Car maker’s presence in Iran is not large but the company’s decision is a symbolic blow
Volkswagen complies with sanctions on Iran undercutting EU efforts
The Trump administration persuaded Volkswagen to comply with sanctions on Iran and end almost all of its business in the country, according to a US official, a symbolically charged step in undercutting European Union efforts to keep the 2015 nuclear deal alive.
The US and Volkswagen hammered out the final details on Tuesday after weeks of talks, according to US Ambassador to Germany Richard Grenell, who led discussions with the company. Volkswagen will still be allowed to do some business in Iran under a humanitarian exception, Mr Grenell added.
Officials at Volkswagen did not immediately respond to a request for comment.
“Volkswagen has told us they will comply with US sanctions on Iran,” Mr Grenell said. “We are pleased with this decision because Iran diverts its economic resources away from its people to spread violence and instability across the globe.”
While Volkswagen’s exposure to the Iranian market is not large, the company’s decision is a symbolic blow that will only further undermine the EU's argument that Iran should remain in the nuclear agreement that lifted some economic restrictions on the country in exchange for limits on Tehran’s nuclear program.
President Donald Trump withdrew the US from the accord in May.
Volkswagen had announced in July 2017 that it planned to sell cars in Iran for the first time in 17 years, taking advantage of the removal of sanctions that accompanied the signing of the Joint Comprehensive Plan of Action, as the nuclear agreement is formally known. It signed a contract with local importer Mammut Khodro to offer the Tiguan compact SUV model as well as Passats at dealerships in and around Tehran.
Andreas Renschler, a Volkswagen board member who oversees the company’s commercial vehicle unit, announced on Tuesday that his division had suspended plans to expand into Iran.
Mr Trump has warned countries they had to choose between doing business with the United States, the world’s largest economy, or Iran. The administration sent teams of officials from the departments of Treasury and State to lay the groundwork for the reimposition of sanctions lifted under the deal, targeting industries ranging from energy to chemicals to apparel.
European leaders have argued that even without the US, Iran should abide by the terms of the deal, but a key challenge has been to ensure it continues to get some benefit from staying in. European companies ranging from oil giant Total to Adidas, and Daimler have all said they will scale back or abandon the market, and Iranian leaders have complained that the Europeans have not done enough.
The move will make it even harder for EU leaders led by Federica Mogherini, the high representative for foreign affairs, to persuade Iran to continue to abide by the terms of the deal. A senior State Department official, who asked not to be identified discussing American strategy toward Iran, said there was now no business left for the EU to protect in Iran and that the US had essentially won in its battle to persuade companies to leave.
The official said that European nations and businesses are far more closely aligned with the US than they are with the EU on that issue.
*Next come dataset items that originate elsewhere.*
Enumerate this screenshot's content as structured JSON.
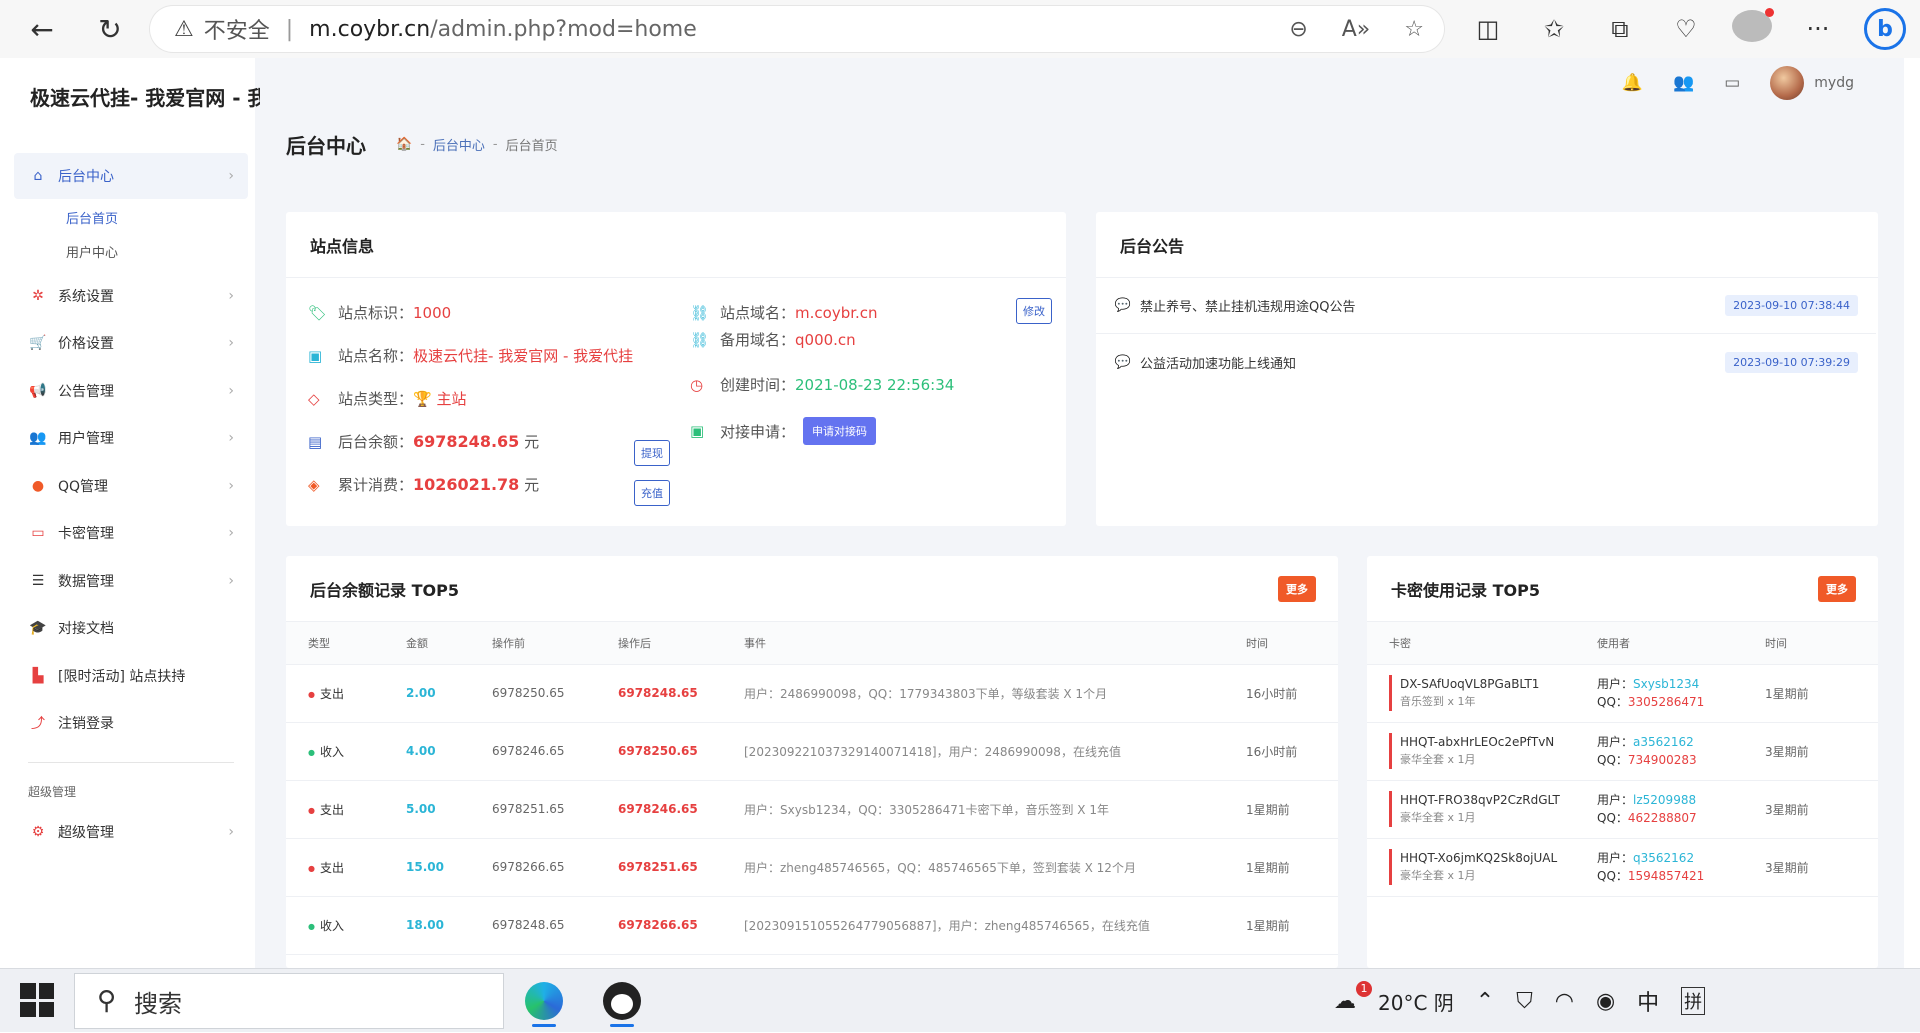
{
  "browser": {
    "insecure_label": "不安全",
    "url_host": "m.coybr.cn",
    "url_path": "/admin.php?mod=home"
  },
  "header": {
    "brand": "极速云代挂- 我爱官网 - 我",
    "user_name": "mydg"
  },
  "sidebar": {
    "items": [
      {
        "label": "后台中心",
        "icon": "home-icon"
      },
      {
        "label": "系统设置",
        "icon": "gear-icon"
      },
      {
        "label": "价格设置",
        "icon": "cart-icon"
      },
      {
        "label": "公告管理",
        "icon": "megaphone-icon"
      },
      {
        "label": "用户管理",
        "icon": "users-icon"
      },
      {
        "label": "QQ管理",
        "icon": "qq-icon"
      },
      {
        "label": "卡密管理",
        "icon": "card-icon"
      },
      {
        "label": "数据管理",
        "icon": "list-icon"
      },
      {
        "label": "对接文档",
        "icon": "graduation-cap-icon"
      },
      {
        "label": "[限时活动] 站点扶持",
        "icon": "chart-icon"
      },
      {
        "label": "注销登录",
        "icon": "logout-icon"
      }
    ],
    "sub_items": [
      "后台首页",
      "用户中心"
    ],
    "section_head": "超级管理",
    "super_item": "超级管理"
  },
  "page": {
    "title": "后台中心",
    "breadcrumb": [
      "后台中心",
      "后台首页"
    ]
  },
  "site_info": {
    "title": "站点信息",
    "id_label": "站点标识：",
    "id_value": "1000",
    "name_label": "站点名称：",
    "name_value": "极速云代挂- 我爱官网 - 我爱代挂",
    "type_label": "站点类型：",
    "type_value": "主站",
    "balance_label": "后台余额：",
    "balance_value": "6978248.65",
    "consume_label": "累计消费：",
    "consume_value": "1026021.78",
    "unit": "元",
    "domain_label": "站点域名：",
    "domain_value": "m.coybr.cn",
    "backup_label": "备用域名：",
    "backup_value": "q000.cn",
    "created_label": "创建时间：",
    "created_value": "2021-08-23 22:56:34",
    "apply_label": "对接申请：",
    "apply_btn": "申请对接码",
    "edit_btn": "修改",
    "withdraw_btn": "提现",
    "recharge_btn": "充值"
  },
  "notices": {
    "title": "后台公告",
    "items": [
      {
        "text": "禁止养号、禁止挂机违规用途QQ公告",
        "date": "2023-09-10 07:38:44",
        "color": "#e64040"
      },
      {
        "text": "公益活动加速功能上线通知",
        "date": "2023-09-10 07:39:29",
        "color": "#2cbf7a"
      }
    ]
  },
  "balance_records": {
    "title": "后台余额记录 TOP5",
    "more": "更多",
    "columns": [
      "类型",
      "金额",
      "操作前",
      "操作后",
      "事件",
      "时间"
    ],
    "rows": [
      {
        "type": "支出",
        "type_color": "#e64040",
        "amount": "2.00",
        "before": "6978250.65",
        "after": "6978248.65",
        "event": "用户：2486990098，QQ：1779343803下单，等级套装 X 1个月",
        "time": "16小时前"
      },
      {
        "type": "收入",
        "type_color": "#2cbf7a",
        "amount": "4.00",
        "before": "6978246.65",
        "after": "6978250.65",
        "event": "[2023092210373291400714​18]，用户：2486990098，在线充值",
        "time": "16小时前"
      },
      {
        "type": "支出",
        "type_color": "#e64040",
        "amount": "5.00",
        "before": "6978251.65",
        "after": "6978246.65",
        "event": "用户：Sxysb1234，QQ：3305286471卡密下单，音乐签到 X 1年",
        "time": "1星期前"
      },
      {
        "type": "支出",
        "type_color": "#e64040",
        "amount": "15.00",
        "before": "6978266.65",
        "after": "6978251.65",
        "event": "用户：zheng485746565，QQ：485746565下单，签到套装 X 12个月",
        "time": "1星期前"
      },
      {
        "type": "收入",
        "type_color": "#2cbf7a",
        "amount": "18.00",
        "before": "6978248.65",
        "after": "6978266.65",
        "event": "[20230915105526477905688​7]，用户：zheng485746565，在线充值",
        "time": "1星期前"
      }
    ]
  },
  "card_records": {
    "title": "卡密使用记录 TOP5",
    "more": "更多",
    "columns": [
      "卡密",
      "使用者",
      "时间"
    ],
    "user_prefix": "用户：",
    "qq_prefix": "QQ：",
    "rows": [
      {
        "key": "DX-SAfUoqVL8PGaBLT1",
        "desc": "音乐签到 x 1年",
        "user": "Sxysb1234",
        "qq": "3305286471",
        "time": "1星期前"
      },
      {
        "key": "HHQT-abxHrLEOc2ePfTvN",
        "desc": "豪华全套 x 1月",
        "user": "a3562162",
        "qq": "734900283",
        "time": "3星期前"
      },
      {
        "key": "HHQT-FRO38qvP2CzRdGLT",
        "desc": "豪华全套 x 1月",
        "user": "lz5209988",
        "qq": "462288807",
        "time": "3星期前"
      },
      {
        "key": "HHQT-Xo6jmKQ2Sk8ojUAL",
        "desc": "豪华全套 x 1月",
        "user": "q3562162",
        "qq": "1594857421",
        "time": "3星期前"
      }
    ]
  },
  "taskbar": {
    "search_label": "搜索",
    "weather_badge": "1",
    "weather": "20°C 阴",
    "ime1": "中",
    "ime2": "拼"
  }
}
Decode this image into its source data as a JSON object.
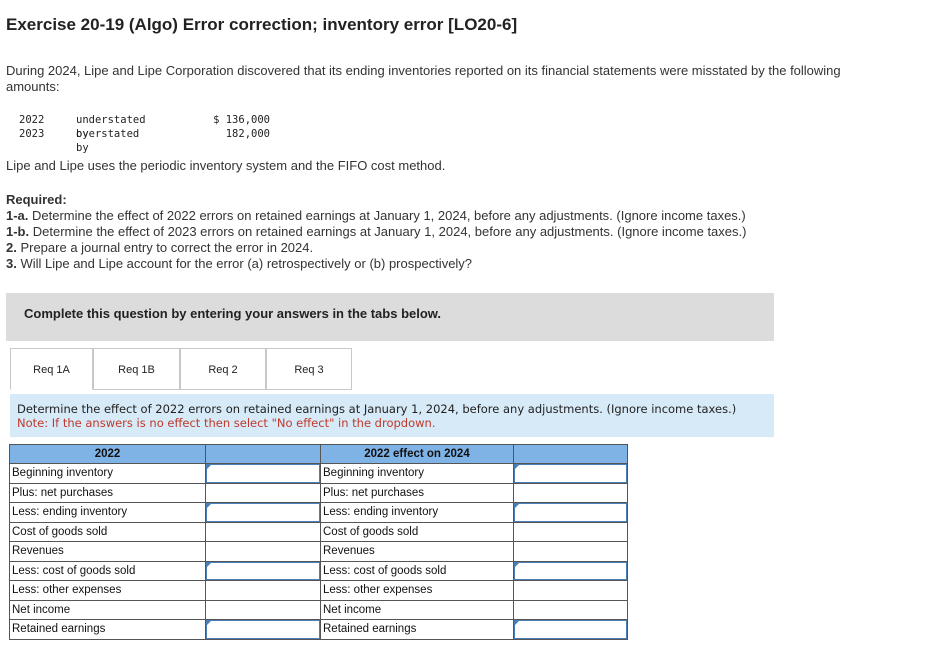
{
  "exercise": {
    "title": "Exercise 20-19 (Algo) Error correction; inventory error [LO20-6]",
    "intro": "During 2024, Lipe and Lipe Corporation discovered that its ending inventories reported on its financial statements were misstated by the following amounts:",
    "amounts": [
      {
        "year": "2022",
        "desc": "understated by",
        "value": "$ 136,000"
      },
      {
        "year": "2023",
        "desc": "overstated by",
        "value": "  182,000"
      }
    ],
    "method": "Lipe and Lipe uses the periodic inventory system and the FIFO cost method.",
    "required_header": "Required:",
    "requirements": [
      {
        "num": "1-a.",
        "text": " Determine the effect of 2022 errors on retained earnings at January 1, 2024, before any adjustments. (Ignore income taxes.)"
      },
      {
        "num": "1-b.",
        "text": " Determine the effect of 2023 errors on retained earnings at January 1, 2024, before any adjustments. (Ignore income taxes.)"
      },
      {
        "num": "2.",
        "text": " Prepare a journal entry to correct the error in 2024."
      },
      {
        "num": "3.",
        "text": " Will Lipe and Lipe account for the error (a) retrospectively or (b) prospectively?"
      }
    ]
  },
  "banner": "Complete this question by entering your answers in the tabs below.",
  "tabs": [
    "Req 1A",
    "Req 1B",
    "Req 2",
    "Req 3"
  ],
  "instruction": {
    "text": "Determine the effect of 2022 errors on retained earnings at January 1, 2024, before any adjustments. (Ignore income taxes.)",
    "note": "Note: If the answers is no effect then select \"No effect\" in the dropdown."
  },
  "table": {
    "left_header": "2022",
    "right_header": "2022 effect on 2024",
    "rows": [
      {
        "left": "Beginning inventory",
        "right": "Beginning inventory"
      },
      {
        "left": "Plus: net purchases",
        "right": "Plus: net purchases"
      },
      {
        "left": "Less: ending inventory",
        "right": "Less: ending inventory"
      },
      {
        "left": "Cost of goods sold",
        "right": "Cost of goods sold"
      },
      {
        "left": "Revenues",
        "right": "Revenues"
      },
      {
        "left": "Less: cost of goods sold",
        "right": "Less: cost of goods sold"
      },
      {
        "left": "Less: other expenses",
        "right": "Less: other expenses"
      },
      {
        "left": "Net income",
        "right": "Net income"
      },
      {
        "left": "Retained earnings",
        "right": "Retained earnings"
      }
    ]
  }
}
The official pointed to an August deal in which the EU promised Iran $20 million (Dh73.4m) in aid to counter the effects of US sanctions as a clear sign of how little economic clout the bloc could bring to the struggle over US sanctions.
The other major factor is Iranian oil exports. Washington is pressing other countries to zero out their imports of Iranian oil by November 4, when sanctions related to Iran’s energy sector kick back into effect. Iranian oil exports have plunged by 35 per cent since April, the month before Mr Trump withdrew from the deal.